Il nome di Rahul Gandhi dovrebbe far scattare più di una campanella. Porta, infatti, il nome di una delle più importanti dinastie politiche indiane, la famiglia Nehru-Ganghi. Il cognome, però, non deve far pensare che sia discendente diretto del più famoso Mahatma, ma fu un segno di rispetto del marito di Indira, nonna di Rahul, che cambiò la grafia del suo cognome in suo onore.



Tornando, però, a Rahul Gandhi, torniamo nell’attualità politica dell’India, che lo vede a capo dell’opposizione dell’attuale governo. Recentemente, ha inoltre deciso di intraprendere una lunga marcia, dall’Oceano Indiano fino al Kashmir, per un totale di 3.500 chilometri percorsi a piedi, una marcia per unire l’India. E parlando con il Corriere della Sera ha deciso, per la prima volta, di raccontare la sua storia, la sua India e la sua lunga marcia per unirla sotto il suo stendardo. Una marcia “per ascoltare e capire i miei compatrioti, e per ascoltare e capire me stesso”, confessa Rahul Gandhi, partito aspettando di trovare un’India percorsa dall’odio, ma che in realtà “si aiuta, si prende cura degli altri“.

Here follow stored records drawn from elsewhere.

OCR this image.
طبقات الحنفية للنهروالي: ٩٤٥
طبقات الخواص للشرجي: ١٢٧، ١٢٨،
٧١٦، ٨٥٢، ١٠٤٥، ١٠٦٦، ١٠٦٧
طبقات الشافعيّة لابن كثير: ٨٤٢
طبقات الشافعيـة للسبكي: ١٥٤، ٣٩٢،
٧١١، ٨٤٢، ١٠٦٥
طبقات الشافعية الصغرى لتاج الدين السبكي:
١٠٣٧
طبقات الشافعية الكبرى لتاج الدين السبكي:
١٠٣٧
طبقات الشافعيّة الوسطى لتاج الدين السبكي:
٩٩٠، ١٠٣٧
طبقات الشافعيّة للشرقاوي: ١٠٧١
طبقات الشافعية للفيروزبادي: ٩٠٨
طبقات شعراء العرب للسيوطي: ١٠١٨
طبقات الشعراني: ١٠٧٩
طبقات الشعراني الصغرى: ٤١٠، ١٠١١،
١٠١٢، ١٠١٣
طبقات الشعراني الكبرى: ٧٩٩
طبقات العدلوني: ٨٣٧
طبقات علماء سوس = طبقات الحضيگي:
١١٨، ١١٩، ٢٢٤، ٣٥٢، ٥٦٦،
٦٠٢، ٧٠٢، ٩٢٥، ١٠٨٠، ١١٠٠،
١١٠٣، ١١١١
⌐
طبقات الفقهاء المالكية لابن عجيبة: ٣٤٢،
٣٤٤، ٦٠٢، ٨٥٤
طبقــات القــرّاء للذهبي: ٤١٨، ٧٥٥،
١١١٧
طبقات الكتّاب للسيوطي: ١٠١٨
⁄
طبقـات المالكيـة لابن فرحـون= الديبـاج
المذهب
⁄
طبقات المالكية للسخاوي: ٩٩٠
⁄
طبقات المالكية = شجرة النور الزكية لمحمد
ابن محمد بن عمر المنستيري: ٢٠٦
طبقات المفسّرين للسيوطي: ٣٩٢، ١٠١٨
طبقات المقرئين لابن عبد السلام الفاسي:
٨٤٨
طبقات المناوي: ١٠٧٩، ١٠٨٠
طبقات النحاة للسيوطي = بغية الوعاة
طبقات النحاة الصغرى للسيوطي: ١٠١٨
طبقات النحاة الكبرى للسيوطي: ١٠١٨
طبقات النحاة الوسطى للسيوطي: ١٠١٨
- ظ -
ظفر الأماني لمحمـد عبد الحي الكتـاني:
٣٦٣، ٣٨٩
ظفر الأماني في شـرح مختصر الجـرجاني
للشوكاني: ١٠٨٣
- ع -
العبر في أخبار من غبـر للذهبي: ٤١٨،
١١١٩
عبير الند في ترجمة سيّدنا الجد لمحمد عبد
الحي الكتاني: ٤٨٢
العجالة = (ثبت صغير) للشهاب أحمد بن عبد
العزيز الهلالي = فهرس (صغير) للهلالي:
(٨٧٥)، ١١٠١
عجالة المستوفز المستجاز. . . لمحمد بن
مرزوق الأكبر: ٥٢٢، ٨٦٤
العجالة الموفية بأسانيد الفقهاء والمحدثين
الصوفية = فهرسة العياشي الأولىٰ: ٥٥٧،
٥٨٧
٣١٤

Rahul Gandhi: “In India c’è il fascismo”

Della sua lunga marcia per unire l’India, Rahul Gandhi conserva dei pezzi importanti, parlando emozionando per esempio dei “cinque bambini (..) talmente conquistati dallo yatra che sono scappati di casa per unirsi a noi. Me li sono ritrovati davanti in Punjab, abbiamo dovuto chiamare i genitori affinché se li riprendessero”. Un’India, insomma, resiliente, ma anche sofferente, che richiede unione, ed un nuovo importante sforzo.

“La democrazia indiana non esiste più”, sostiene fermamente Rahul Gandhi al Corriere, “ma ora comincia il contrattacco”. In India, secondo lui, sta prendendo piede il fascismo, “le strutture democratiche collassano e il Parlamento non lavora più: da due anni non riesco a parlare, appena prendo la parola mi staccano il microfono. La stampa non è più libera. La manifestazione del pensiero è proibita”. Il problema, secondo Rahul Gandhi, sono “gli estremisti hindu della setta Rss [che] si sono infiltrati in ogni istituzione e la condizionano”. Del leader indiano, Modi, ne parla come “dell’espressione di un’idea, di una parte del popolo”. Ma la sua idea è anche piuttosto chiara, “il fascismo si sconfigge offrendo un’alternativa. Se al voto si confronteranno due visioni dell’India, potremo prevalere”.